1. This is basically just a strategy for XYZ to generate tons of new revenue from otherwise junk domains ($0.99 * 1.11B names = $1,098,900,000)
2. We don't need to charge for domain names to allow a wider array of applications to communicate using personalized global addressing.
E-mail is the standard example: throwaway984393@mailprovider.com does not cost me anything at all, but it's personalized. Mail provider has to pay for a domain, but nobody else needs to. This kind of free personalized addressing is a design choice. In fact, you don't even need to use DNS at all, as many peer-to-peer networks (Bitcoin, IPFS, BitTorrent/Gnutella/Napster, YaCy, Usenet, etc) have shown.
A 3rd potential problem with this proposal is that if it were expanded to other TLDs, it may generate significantly more traffic for the DNS root.
Getting a domain is not prohibitively expensive if you have low standards for the url (which presumably you do if "93736474.xyz" works)
So the inevitable result is that a large number of applications using these will be so low effort they couldn't get a much better domain for barely more money, and that will probably end up being a mix of spam, malicious applications, and questionable content.
And the end result is everyone blocking traffic from .xyz. Just like someurl@extracheaphosting.com is.
finally every famous fake phone number could have a domain https://www.steveharveyfm.com/content/2017-05-30-12-songs-wi...
If you want to assign IoT devices unique domain names, don't start with someone else's TLD. Provision your own and assign based on a database.
Imagine ".device" as a TLD, where every domain maps to a device. You could sell them at $0.01/domain and let the registration last forever.
Provision entire blocks of them, even.
Does that not defeat the purpose?
I mean an IP address is numbers too. Who point of url names is to make it more human readable
Am I getting cynical? Seems like no businesses are going to use this recommended price.
It wasn't until college that I had enough available resources to buy a domain, and at the time I went ahead and bought 5 years.
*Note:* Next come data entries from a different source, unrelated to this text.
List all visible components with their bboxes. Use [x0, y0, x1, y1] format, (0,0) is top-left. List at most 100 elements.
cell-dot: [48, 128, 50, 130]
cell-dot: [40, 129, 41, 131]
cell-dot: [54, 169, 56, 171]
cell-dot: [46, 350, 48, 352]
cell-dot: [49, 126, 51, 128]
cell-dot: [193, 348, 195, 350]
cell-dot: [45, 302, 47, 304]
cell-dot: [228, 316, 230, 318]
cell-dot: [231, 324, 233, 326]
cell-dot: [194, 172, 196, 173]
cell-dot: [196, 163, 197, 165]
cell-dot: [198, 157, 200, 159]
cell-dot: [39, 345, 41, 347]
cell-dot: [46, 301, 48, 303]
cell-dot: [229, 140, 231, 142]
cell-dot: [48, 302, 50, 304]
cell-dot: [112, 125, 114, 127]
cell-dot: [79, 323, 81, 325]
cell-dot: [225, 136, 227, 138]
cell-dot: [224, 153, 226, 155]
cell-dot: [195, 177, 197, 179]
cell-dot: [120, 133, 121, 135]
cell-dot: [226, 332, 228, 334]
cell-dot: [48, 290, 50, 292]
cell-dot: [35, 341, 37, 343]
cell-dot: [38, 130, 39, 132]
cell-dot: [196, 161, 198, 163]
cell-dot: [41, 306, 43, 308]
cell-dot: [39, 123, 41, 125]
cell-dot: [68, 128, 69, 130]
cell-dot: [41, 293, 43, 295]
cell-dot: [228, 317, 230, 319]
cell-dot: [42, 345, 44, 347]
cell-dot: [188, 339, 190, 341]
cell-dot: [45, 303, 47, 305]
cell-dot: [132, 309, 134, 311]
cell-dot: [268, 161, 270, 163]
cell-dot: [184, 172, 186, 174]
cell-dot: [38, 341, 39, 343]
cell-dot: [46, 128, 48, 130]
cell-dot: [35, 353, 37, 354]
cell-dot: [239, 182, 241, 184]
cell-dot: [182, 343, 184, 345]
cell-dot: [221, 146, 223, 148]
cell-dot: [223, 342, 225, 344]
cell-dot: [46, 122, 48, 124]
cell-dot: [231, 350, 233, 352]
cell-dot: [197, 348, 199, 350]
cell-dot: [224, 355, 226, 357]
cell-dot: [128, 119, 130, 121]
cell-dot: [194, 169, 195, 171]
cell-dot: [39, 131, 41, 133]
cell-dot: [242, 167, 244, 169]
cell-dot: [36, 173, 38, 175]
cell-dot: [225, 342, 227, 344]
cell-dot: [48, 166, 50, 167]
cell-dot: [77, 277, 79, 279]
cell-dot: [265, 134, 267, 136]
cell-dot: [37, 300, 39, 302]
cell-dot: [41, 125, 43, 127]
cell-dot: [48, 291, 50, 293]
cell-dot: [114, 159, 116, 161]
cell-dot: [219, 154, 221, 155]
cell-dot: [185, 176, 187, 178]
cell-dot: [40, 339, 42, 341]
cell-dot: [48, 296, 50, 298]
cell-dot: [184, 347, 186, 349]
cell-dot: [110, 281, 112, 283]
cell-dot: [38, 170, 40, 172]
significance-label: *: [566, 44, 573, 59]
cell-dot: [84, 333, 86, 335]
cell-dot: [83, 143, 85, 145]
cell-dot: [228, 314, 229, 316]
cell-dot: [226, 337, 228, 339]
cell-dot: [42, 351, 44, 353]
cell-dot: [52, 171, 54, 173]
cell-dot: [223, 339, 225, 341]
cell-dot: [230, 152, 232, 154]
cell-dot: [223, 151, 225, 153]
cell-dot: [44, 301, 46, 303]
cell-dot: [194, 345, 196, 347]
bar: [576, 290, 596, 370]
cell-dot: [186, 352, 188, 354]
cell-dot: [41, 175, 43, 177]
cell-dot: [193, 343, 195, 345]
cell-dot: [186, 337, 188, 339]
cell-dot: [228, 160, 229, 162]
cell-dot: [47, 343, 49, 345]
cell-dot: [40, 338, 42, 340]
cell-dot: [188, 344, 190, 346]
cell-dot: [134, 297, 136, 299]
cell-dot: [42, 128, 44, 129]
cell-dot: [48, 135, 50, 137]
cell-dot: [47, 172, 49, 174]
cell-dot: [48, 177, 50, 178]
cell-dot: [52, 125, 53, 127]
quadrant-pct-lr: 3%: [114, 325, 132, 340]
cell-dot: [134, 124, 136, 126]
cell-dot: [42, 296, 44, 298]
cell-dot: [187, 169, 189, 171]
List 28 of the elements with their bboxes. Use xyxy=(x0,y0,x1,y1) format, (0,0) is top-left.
I probably missed out on 3 or 4 years of my life when I had virtually unlimited time to work on things like programming. Had $1 domains existed in 1997, I'd probably have ended up as a PHP/Perl guy, and gone on an entirely different life route.
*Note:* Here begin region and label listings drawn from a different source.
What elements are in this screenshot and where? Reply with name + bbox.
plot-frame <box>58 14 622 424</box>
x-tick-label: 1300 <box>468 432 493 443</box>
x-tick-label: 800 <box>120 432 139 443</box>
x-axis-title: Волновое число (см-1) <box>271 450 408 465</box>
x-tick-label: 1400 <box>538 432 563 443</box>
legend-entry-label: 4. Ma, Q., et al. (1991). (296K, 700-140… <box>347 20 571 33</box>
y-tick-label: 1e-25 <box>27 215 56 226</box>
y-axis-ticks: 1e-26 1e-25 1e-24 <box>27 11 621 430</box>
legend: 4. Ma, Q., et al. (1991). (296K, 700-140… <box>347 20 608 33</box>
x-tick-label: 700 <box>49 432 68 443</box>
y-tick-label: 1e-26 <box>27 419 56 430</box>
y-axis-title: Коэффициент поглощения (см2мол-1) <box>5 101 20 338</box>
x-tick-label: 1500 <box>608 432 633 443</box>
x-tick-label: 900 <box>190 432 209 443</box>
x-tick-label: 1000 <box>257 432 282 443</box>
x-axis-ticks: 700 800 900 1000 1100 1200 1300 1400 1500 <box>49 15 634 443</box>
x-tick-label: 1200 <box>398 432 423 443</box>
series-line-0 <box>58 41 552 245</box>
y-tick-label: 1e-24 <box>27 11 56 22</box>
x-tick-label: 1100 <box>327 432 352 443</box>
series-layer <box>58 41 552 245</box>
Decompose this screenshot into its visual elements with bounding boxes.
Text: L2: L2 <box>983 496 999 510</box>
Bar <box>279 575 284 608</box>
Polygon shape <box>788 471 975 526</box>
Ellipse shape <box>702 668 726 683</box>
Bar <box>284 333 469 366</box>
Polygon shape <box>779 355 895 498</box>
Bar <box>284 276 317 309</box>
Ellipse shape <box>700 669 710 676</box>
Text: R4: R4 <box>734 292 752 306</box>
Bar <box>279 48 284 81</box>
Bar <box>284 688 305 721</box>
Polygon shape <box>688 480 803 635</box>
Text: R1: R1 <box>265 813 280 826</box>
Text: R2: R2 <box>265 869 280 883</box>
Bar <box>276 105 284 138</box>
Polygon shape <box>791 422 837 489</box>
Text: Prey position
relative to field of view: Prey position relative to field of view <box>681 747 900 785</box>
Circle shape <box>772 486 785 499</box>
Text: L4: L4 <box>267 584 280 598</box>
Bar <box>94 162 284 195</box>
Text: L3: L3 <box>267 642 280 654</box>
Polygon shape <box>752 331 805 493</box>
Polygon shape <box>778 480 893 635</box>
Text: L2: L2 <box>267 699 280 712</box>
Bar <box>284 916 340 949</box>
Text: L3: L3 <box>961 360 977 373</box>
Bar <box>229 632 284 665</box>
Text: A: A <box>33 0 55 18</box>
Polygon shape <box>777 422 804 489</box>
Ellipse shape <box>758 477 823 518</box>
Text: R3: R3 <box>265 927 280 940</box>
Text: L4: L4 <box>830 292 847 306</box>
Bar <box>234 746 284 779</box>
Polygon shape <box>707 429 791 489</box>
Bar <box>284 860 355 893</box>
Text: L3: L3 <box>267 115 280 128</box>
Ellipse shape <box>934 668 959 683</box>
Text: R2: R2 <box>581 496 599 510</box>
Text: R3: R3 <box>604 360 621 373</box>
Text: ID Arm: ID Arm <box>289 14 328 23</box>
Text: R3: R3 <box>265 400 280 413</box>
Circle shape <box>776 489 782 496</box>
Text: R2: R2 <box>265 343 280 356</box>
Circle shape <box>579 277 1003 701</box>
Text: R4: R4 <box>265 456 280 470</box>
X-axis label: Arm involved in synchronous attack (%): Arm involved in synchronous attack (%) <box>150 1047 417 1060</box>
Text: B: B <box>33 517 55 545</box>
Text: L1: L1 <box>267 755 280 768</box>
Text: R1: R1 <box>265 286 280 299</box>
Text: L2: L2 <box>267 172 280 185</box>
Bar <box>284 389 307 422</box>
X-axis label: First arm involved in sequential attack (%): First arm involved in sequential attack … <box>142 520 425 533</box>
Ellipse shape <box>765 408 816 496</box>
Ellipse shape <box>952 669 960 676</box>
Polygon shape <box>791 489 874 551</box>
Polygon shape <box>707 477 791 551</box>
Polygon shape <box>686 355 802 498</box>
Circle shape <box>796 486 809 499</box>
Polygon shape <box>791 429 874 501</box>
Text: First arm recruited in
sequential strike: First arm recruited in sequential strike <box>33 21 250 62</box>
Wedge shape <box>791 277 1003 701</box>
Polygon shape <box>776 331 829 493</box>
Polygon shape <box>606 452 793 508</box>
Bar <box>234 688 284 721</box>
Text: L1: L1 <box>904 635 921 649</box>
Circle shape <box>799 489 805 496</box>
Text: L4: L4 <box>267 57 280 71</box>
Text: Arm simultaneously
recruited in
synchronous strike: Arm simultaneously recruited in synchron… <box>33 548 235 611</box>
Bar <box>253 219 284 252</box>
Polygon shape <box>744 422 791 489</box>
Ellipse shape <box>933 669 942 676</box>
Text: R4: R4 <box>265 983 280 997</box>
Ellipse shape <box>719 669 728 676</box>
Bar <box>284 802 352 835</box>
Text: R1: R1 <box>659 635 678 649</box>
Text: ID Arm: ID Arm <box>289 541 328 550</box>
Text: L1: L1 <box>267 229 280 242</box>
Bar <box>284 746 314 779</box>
Nowadays I have six or seven domains, two for public facing stuff, and the rest are for a rotating cast of personal projects where subdomains don't make a lot of sense. But my life wasn't always like this where I can afford multiple vanity domains. For big chunks of the world, $10/year is a significant startup cost when AWS and GCP have free tiers.
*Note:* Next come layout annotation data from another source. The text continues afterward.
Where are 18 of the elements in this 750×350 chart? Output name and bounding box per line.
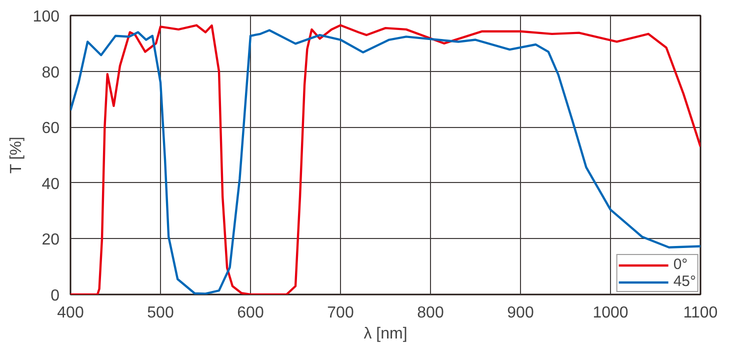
y-tick-label: 80 (42, 64, 60, 82)
y-tick-label: 100 (32, 8, 60, 26)
x-axis-title: λ [nm] (364, 326, 408, 342)
x-tick-label: 800 (417, 304, 444, 322)
legend-label: 45° (673, 273, 696, 290)
y-tick-label: 60 (42, 120, 60, 138)
x-tick-label: 900 (507, 304, 534, 322)
x-tick-label: 500 (147, 304, 174, 322)
y-tick-label: 40 (42, 176, 60, 193)
x-tick-label: 1000 (592, 304, 628, 322)
x-tick-label: 600 (237, 304, 264, 322)
x-tick-label: 1100 (683, 304, 718, 322)
y-tick-label: 20 (42, 232, 60, 249)
x-tick-label: 700 (327, 304, 354, 322)
y-tick-label: 0 (50, 288, 60, 304)
y-axis-title: T [%] (8, 136, 25, 174)
x-tick-label: 400 (57, 304, 84, 322)
legend-label: 0° (673, 256, 689, 273)
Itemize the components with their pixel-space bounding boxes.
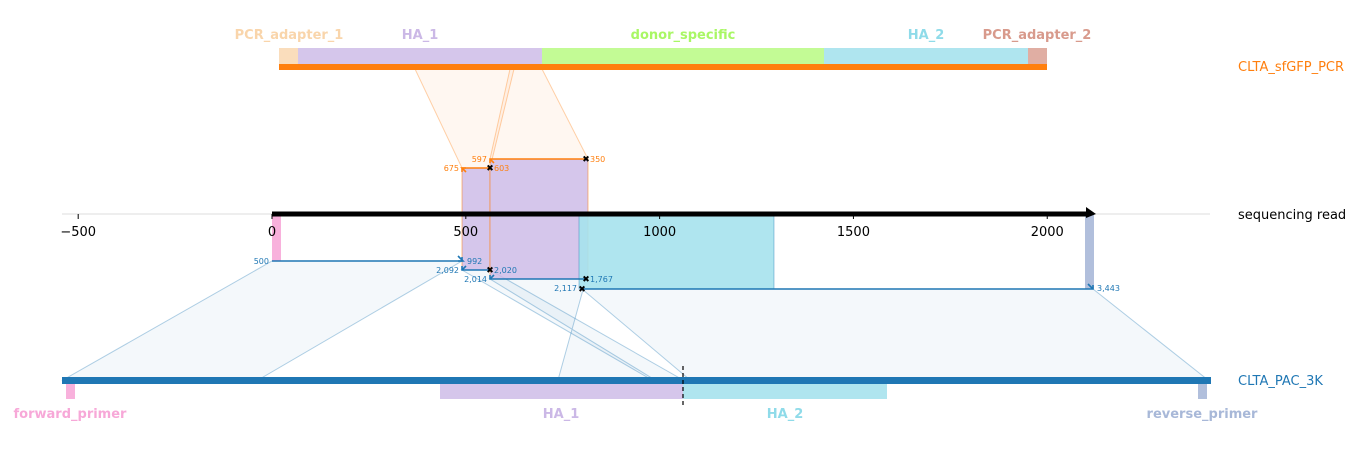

“Following the acquisition by SAIC, the NSF gave Network Solutions authority to charge for domain name registrations. Network Solutions imposed a charge of $100 for two years registration. 30% of this revenue went to the NSF to create an "Internet Intellectual Infrastructure Fund." In 1997, a lawsuit was filed charging Network Solutions with antitrust violations with regard to domain names. The 30% of the registration fee that went to the NSF was ruled by a court to be an illegal tax. This led to a reduction in the domain name registration fee to $70 (for two years).”
These days there are so many free DynDNS services out there that I don't know if a $1 domain on some weird TLD is that enticing.